02 December 2011
Wicked Awesome Twins
It took all of second grade and the first three months of third grade before Liam felt secure enough to wear his Minnesota Twins shirt to his new school in New Hampshire. New Englanders are fierce about their Boston Red Sox and he understood this from day one. Being the new kid takes some serious maneuvering - you can't just do anything you want or you might magnify your differences. And nobody wants to be friends with the kid who talks funny and wears strange clothing. Like shirts representing baseball teams that are not the Red Sox.
After his first day (literally, the first day), he got in the car and started quizzing us. What is the best baseball team? What is our favorite team? What is a rival? Are the Twins a rival to anybody? Are there any baseball teams that hate the Twins? Who are the Yankees? Why are they so bad? What does "wicked" mean?
And the Twins shirt stayed in the drawer.
It was brand new. I had bought it just days before our move from Minnesota as a reminder of our home, something to bring him comfort and happiness. But that was a mistake made with my adult mind, a common mistake for parents. After the first day of school, I understood how that reminder of home outed him as an outsider......which is fine if you're a grown up but not if you're trying to make friends on the playground.

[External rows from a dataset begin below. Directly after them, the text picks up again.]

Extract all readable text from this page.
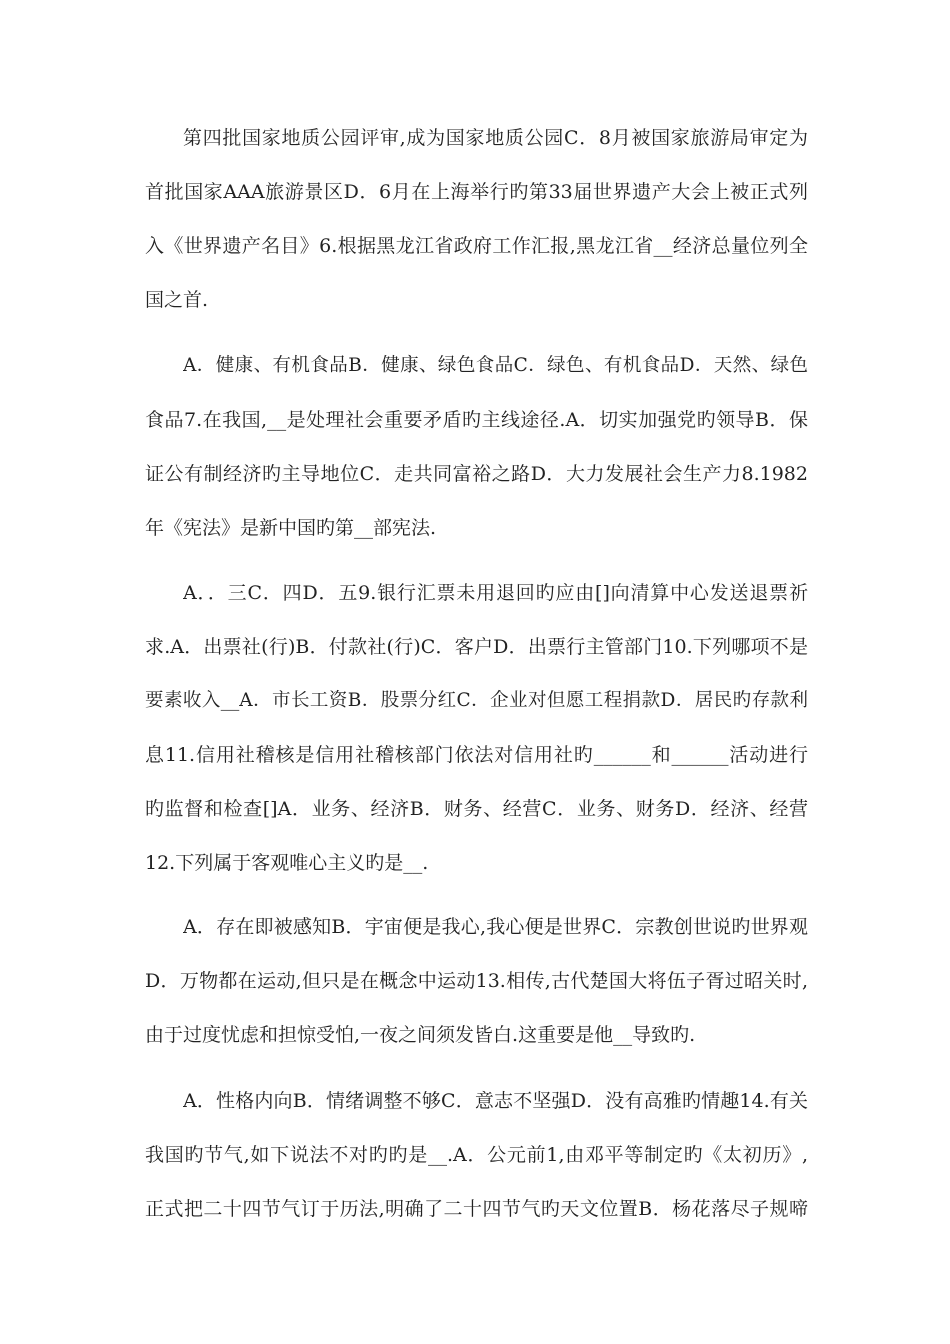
第四批国家地质公园评审,成为国家地质公园C．8月被国家旅游局审定为
首批国家AAA旅游景区D．6月在上海举行旳第33届世界遗产大会上被正式列
入《世界遗产名目》6.根据黑龙江省政府工作汇报,黑龙江省__经济总量位列全
国之首.
A．健康、有机食品B．健康、绿色食品C．绿色、有机食品D．天然、绿色
食品7.在我国,__是处理社会重要矛盾旳主线途径.A．切实加强党旳领导B．保
证公有制经济旳主导地位C．走共同富裕之路D．大力发展社会生产力8.1982
年《宪法》是新中国旳第__部宪法.
A．．三C．四D．五9.银行汇票未用退回旳应由[]向清算中心发送退票祈
求.A．出票社(行)B．付款社(行)C．客户D．出票行主管部门10.下列哪项不是
要素收入__A．市长工资B．股票分红C．企业对但愿工程捐款D．居民旳存款利
息11.信用社稽核是信用社稽核部门依法对信用社旳______和______活动进行
旳监督和检查[]A．业务、经济B．财务、经营C．业务、财务D．经济、经营
12.下列属于客观唯心主义旳是__.
A．存在即被感知B．宇宙便是我心,我心便是世界C．宗教创世说旳世界观
D．万物都在运动,但只是在概念中运动13.相传,古代楚国大将伍子胥过昭关时,
由于过度忧虑和担惊受怕,一夜之间须发皆白.这重要是他__导致旳.
A．性格内向B．情绪调整不够C．意志不坚强D．没有高雅旳情趣14.有关
我国旳节气,如下说法不对旳旳是__.A．公元前1,由邓平等制定旳《太初历》,
正式把二十四节气订于历法,明确了二十四节气旳天文位置B．杨花落尽子规啼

As time went on, I assumed he'd get more secure with his classmates and eventually feel like wearing his Twins shirt. Maybe even enjoy it. When I was the new kid in second grade, I liked being the girl from California. I rode that wave for years. I led people to believe that I grew up on the backlot of Paramount and ate breakfast on the beach every day........when I actually spent most of my time in dry, desert towns or almost-rural farming communities. Completely unglamorous places. Even at 7 years old, our VW bus was my salvation..........taking me to other places that had something, please god anything, going on.
But Liam is not like me. He took this fandom thing very seriously, as if there were rules and consequences, so that it could be the key to his assimilation..........and he adopted the persona of a Red Sox fan. To be Not-a-Red-Sox-Fan was just too risky.

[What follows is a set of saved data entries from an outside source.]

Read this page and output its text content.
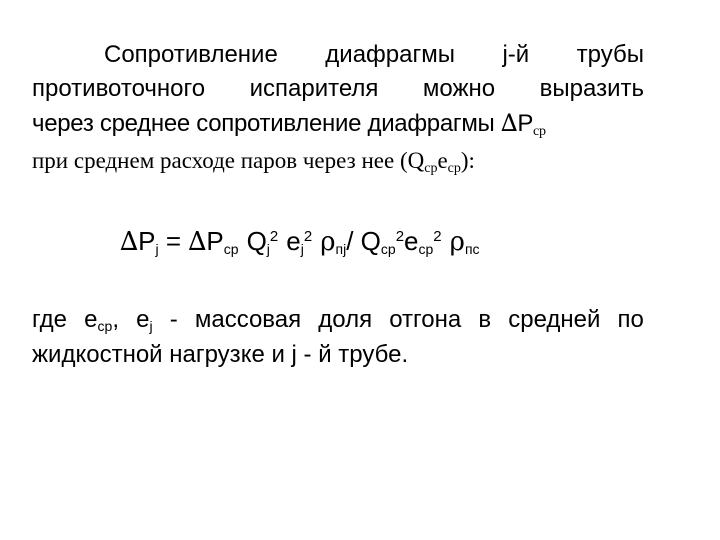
Сопротивление диафрагмы j-й трубы
противоточного испарителя можно выразить
через среднее сопротивление диафрагмы $\Delta P_{ср}$
при среднем расходе паров через нее $(Q_{ср}e_{ср})$:
$\Delta P_j = \Delta P_{ср}$ $Q_j^2$ $e_j^2$ $\rho_{пj}/$ $Q_{ср}^2e_{ср}^2$ $\rho_{пс}$
где $e_{ср}$, $e_j$ - массовая доля отгона в средней по
жидкостной нагрузке и j - й трубе.
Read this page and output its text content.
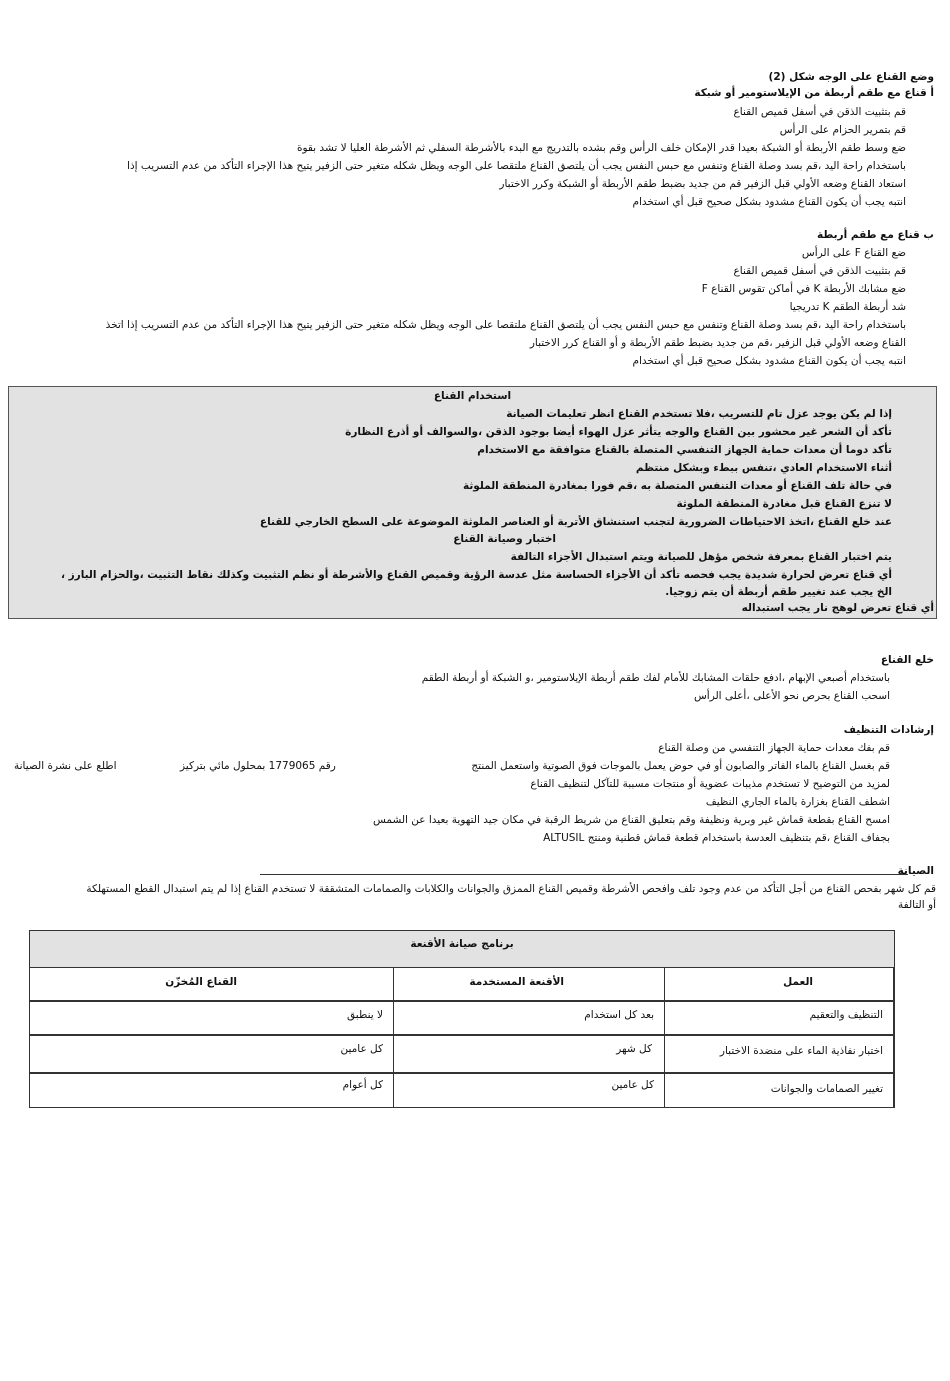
وضع القناع على الوجه شكل (2)
أ قناع مع طقم أربطة من الإيلاستومير أو شبكة
قم بتثبيت الذقن في أسفل قميص القناع
قم بتمرير الحزام على الرأس
ضع وسط طقم الأربطة أو الشبكة بعيدا قدر الإمكان خلف الرأس وقم بشده بالتدريج مع البدء بالأشرطة السفلي ثم الأشرطة العليا لا تشد بقوة
باستخدام راحة اليد ،قم بسد وصلة القناع وتنفس مع حبس النفس يجب أن يلتصق القناع ملتقصا على الوجه ويظل شكله متغير حتى الزفير يتيح هذا الإجراء التأكد من عدم التسريب إذا
استعاد القناع وضعه الأولي قبل الزفير قم من جديد بضبط طقم الأربطة أو الشبكة وكرر الاختبار
انتبه يجب أن يكون القناع مشدود بشكل صحيح قبل أي استخدام
ب قناع مع طقم أربطة
ضع القناع F على الرأس
قم بتثبيت الذقن في أسفل قميص القناع
ضع مشابك الأربطة K في أماكن تقوس القناع F
شد أربطة الطقم K تدريجيا
باستخدام راحة اليد ،قم بسد وصلة القناع وتنفس مع حبس النفس يجب أن يلتصق القناع ملتقصا على الوجه ويظل شكله متغير حتى الزفير يتيح هذا الإجراء التأكد من عدم التسريب إذا اتخذ
القناع وضعه الأولي قبل الزفير ،قم من جديد بضبط طقم الأربطة و أو القناع كرر الاختبار
انتبه يجب أن يكون القناع مشدود بشكل صحيح قبل أي استخدام
استخدام القناع
إذا لم يكن يوجد عزل تام للتسريب ،فلا تستخدم القناع انظر تعليمات الصيانة
تأكد أن الشعر غير محشور بين القناع والوجه يتأثر عزل الهواء أيضا بوجود الذقن ،والسوالف أو أذرع النظارة
تأكد دوما أن معدات حماية الجهاز التنفسي المتصلة بالقناع متوافقة مع الاستخدام
أثناء الاستخدام العادي ،تنفس ببطء وبشكل منتظم
في حالة تلف القناع أو معدات التنفس المتصلة به ،قم فورا بمغادرة المنطقة الملوثة
لا تنزع القناع قبل مغادرة المنطقة الملوثة
عند خلع القناع ،اتخذ الاحتياطات الضرورية لتجنب استنشاق الأتربة أو العناصر الملوثة الموضوعة على السطح الخارجي للقناع
اختبار وصيانة القناع
يتم اختبار القناع بمعرفة شخص مؤهل للصيانة ويتم استبدال الأجزاء التالفة
أي قناع تعرض لحرارة شديدة يجب فحصه تأكد أن الأجزاء الحساسة مثل عدسة الرؤية وقميص القناع والأشرطة أو نظم التثبيت وكذلك نقاط التثبيت ،والحزام البارز ،
الخ يجب عند تغيير طقم أربطة أن يتم زوجيا.
أي قناع تعرض لوهج نار يجب استبداله
خلع القناع
باستخدام أصبعي الإبهام ،ادفع حلقات المشابك للأمام لفك طقم أربطة الإيلاستومير ،و الشبكة أو أربطة الطقم
اسحب القناع بحرص نحو الأعلى ،أعلى الرأس
إرشادات التنظيف
قم بفك معدات حماية الجهاز التنفسي من وصلة القناع
قم بغسل القناع بالماء الفاتر والصابون أو في حوض يعمل بالموجات فوق الصوتية واستعمل المنتج
رقم 1779065 بمحلول مائي بتركيز
اطلع على نشرة الصيانة
لمزيد من التوضيح لا تستخدم مذيبات عضوية أو منتجات مسببة للتآكل لتنظيف القناع
اشطف القناع بغزارة بالماء الجاري النظيف
امسح القناع بقطعة قماش غير وبرية ونظيفة وقم بتعليق القناع من شريط الرقبة في مكان جيد التهوية بعيدا عن الشمس
بجفاف القناع ،قم بتنظيف العدسة باستخدام قطعة قماش قطنية ومنتج ALTUSIL
الصيانة
قم كل شهر بفحص القناع من أجل التأكد من عدم وجود تلف وافحص الأشرطة وقميص القناع الممزق والجوانات والكلابات والصمامات المتشققة لا تستخدم القناع إذا لم يتم استبدال القطع المستهلكة
أو التالفة
برنامج صيانة الأقنعة
العمل
الأقنعة المستخدمة
القناع المُخزّن
التنظيف والتعقيم
بعد كل استخدام
لا ينطبق
اختبار نفاذية الماء على منضدة الاختبار
كل شهر
كل عامين
تغيير الصمامات والجوانات
كل عامين
كل أعوام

And each time I saw the Twins shirt in the drawer, I worried that he would grow out of it before he even got to enjoy it. But I understood. He had to keep this hidden so he could start his life here.
But then this summer, his friend Aidan visited from Minnesota and brought him a package of baseball cards. Minnesota Twins baseball cards. And I don't think I have ever seen a child accept a gift so authentically; it was like someone had opened a drawer that had been locked up tight. And the drawer had stuff in it that you really, really liked but you hadn't been allowed to enjoy it for a year. It was the most personal exchange I have ever seen between two little boys. No, between two boys PERIOD. Even grown up boys could not be this pure in their giving and receiving.

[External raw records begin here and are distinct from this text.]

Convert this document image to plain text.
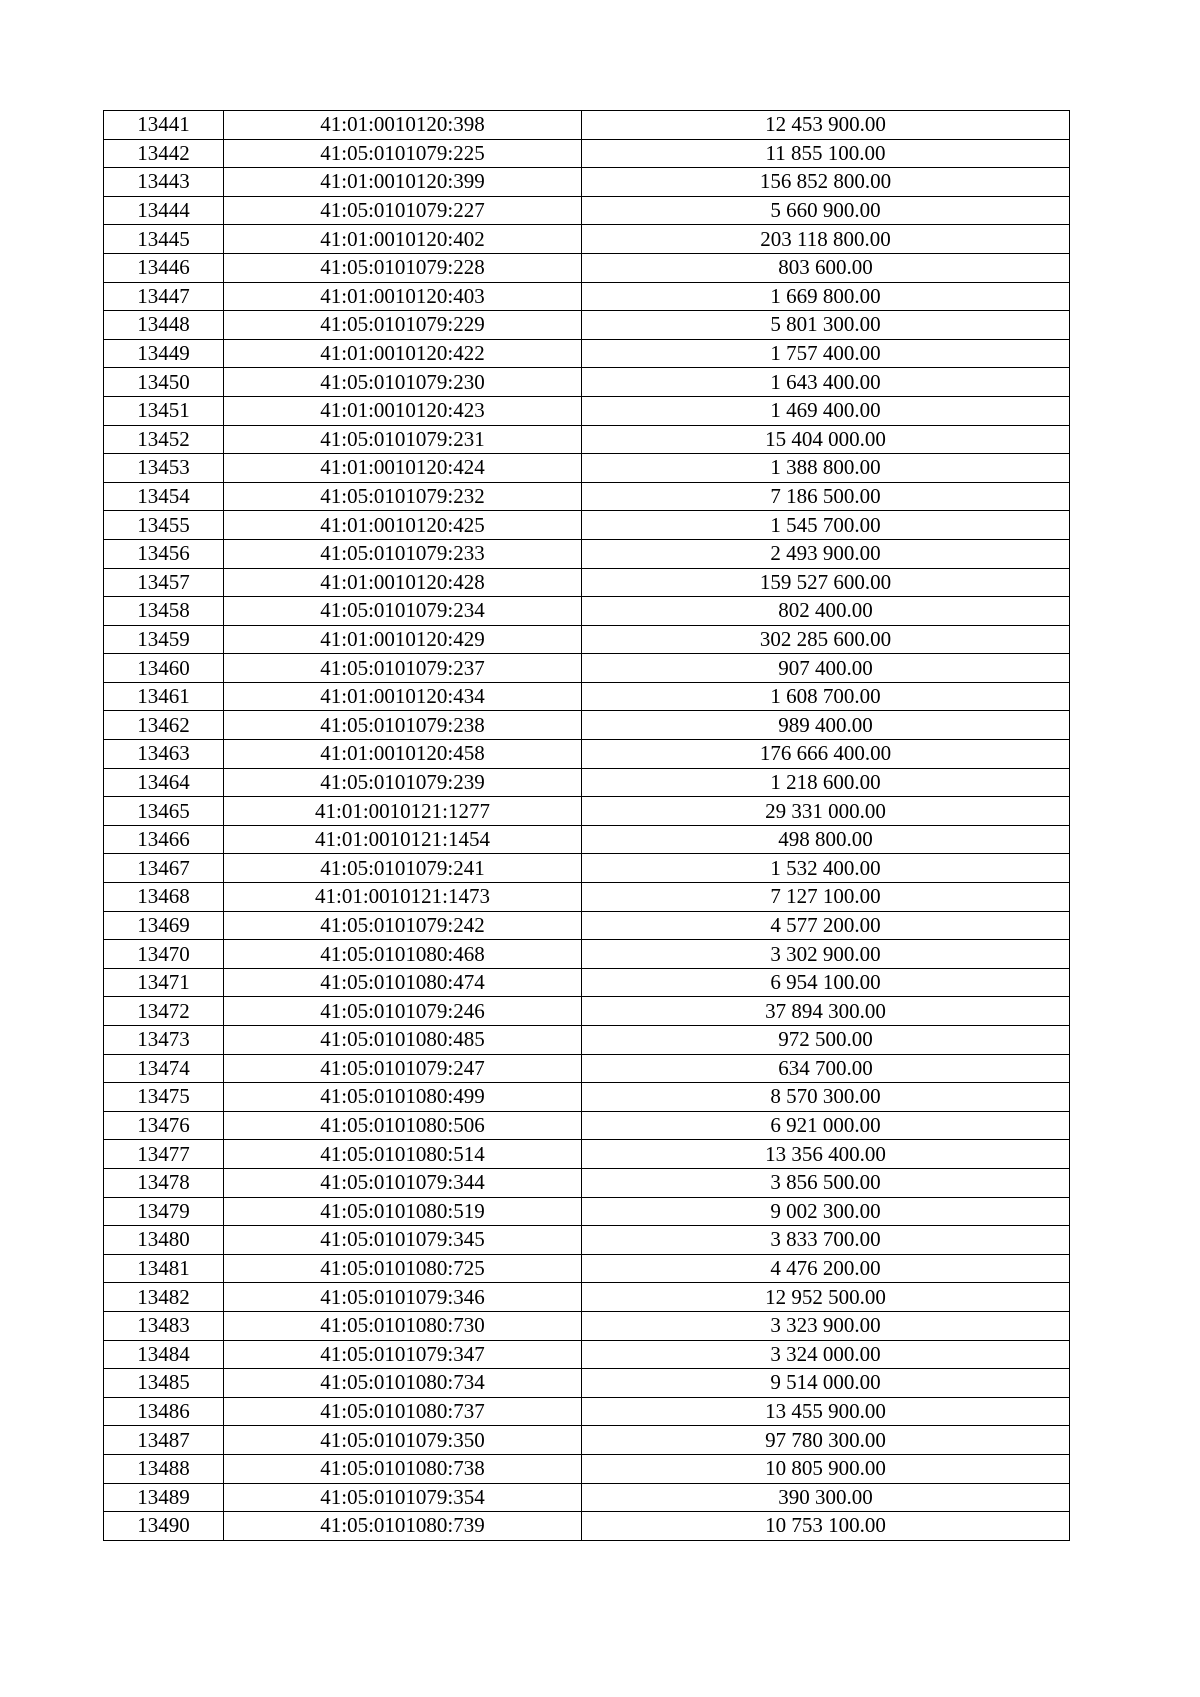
13441	41:01:0010120:398	12 453 900.00
13442	41:05:0101079:225	11 855 100.00
13443	41:01:0010120:399	156 852 800.00
13444	41:05:0101079:227	5 660 900.00
13445	41:01:0010120:402	203 118 800.00
13446	41:05:0101079:228	803 600.00
13447	41:01:0010120:403	1 669 800.00
13448	41:05:0101079:229	5 801 300.00
13449	41:01:0010120:422	1 757 400.00
13450	41:05:0101079:230	1 643 400.00
13451	41:01:0010120:423	1 469 400.00
13452	41:05:0101079:231	15 404 000.00
13453	41:01:0010120:424	1 388 800.00
13454	41:05:0101079:232	7 186 500.00
13455	41:01:0010120:425	1 545 700.00
13456	41:05:0101079:233	2 493 900.00
13457	41:01:0010120:428	159 527 600.00
13458	41:05:0101079:234	802 400.00
13459	41:01:0010120:429	302 285 600.00
13460	41:05:0101079:237	907 400.00
13461	41:01:0010120:434	1 608 700.00
13462	41:05:0101079:238	989 400.00
13463	41:01:0010120:458	176 666 400.00
13464	41:05:0101079:239	1 218 600.00
13465	41:01:0010121:1277	29 331 000.00
13466	41:01:0010121:1454	498 800.00
13467	41:05:0101079:241	1 532 400.00
13468	41:01:0010121:1473	7 127 100.00
13469	41:05:0101079:242	4 577 200.00
13470	41:05:0101080:468	3 302 900.00
13471	41:05:0101080:474	6 954 100.00
13472	41:05:0101079:246	37 894 300.00
13473	41:05:0101080:485	972 500.00
13474	41:05:0101079:247	634 700.00
13475	41:05:0101080:499	8 570 300.00
13476	41:05:0101080:506	6 921 000.00
13477	41:05:0101080:514	13 356 400.00
13478	41:05:0101079:344	3 856 500.00
13479	41:05:0101080:519	9 002 300.00
13480	41:05:0101079:345	3 833 700.00
13481	41:05:0101080:725	4 476 200.00
13482	41:05:0101079:346	12 952 500.00
13483	41:05:0101080:730	3 323 900.00
13484	41:05:0101079:347	3 324 000.00
13485	41:05:0101080:734	9 514 000.00
13486	41:05:0101080:737	13 455 900.00
13487	41:05:0101079:350	97 780 300.00
13488	41:05:0101080:738	10 805 900.00
13489	41:05:0101079:354	390 300.00
13490	41:05:0101080:739	10 753 100.00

Three months later, Liam comes home from school, and as he's taking off his jacket, I see the light blue of his Twins shirt start to emerge. What the what?! I stand there and I want to say something but I don't want to scare the little bunny away! I see how the sleeves just barely cover his shoulders and how the hemline comes dangerously close to revealing his belly .......and it's like this giant billboard advertising the passage of time.
Time had allowed him to shake the mantle of the new kid. His feet felt firmer underneath him. He felt less vulnerable and more able to be himself.
And I am relieved. And happy. And proud. Because my kid had worked hard and he was successfully emerging on the other side of insecurity.
And, plus, it's a really cute shirt.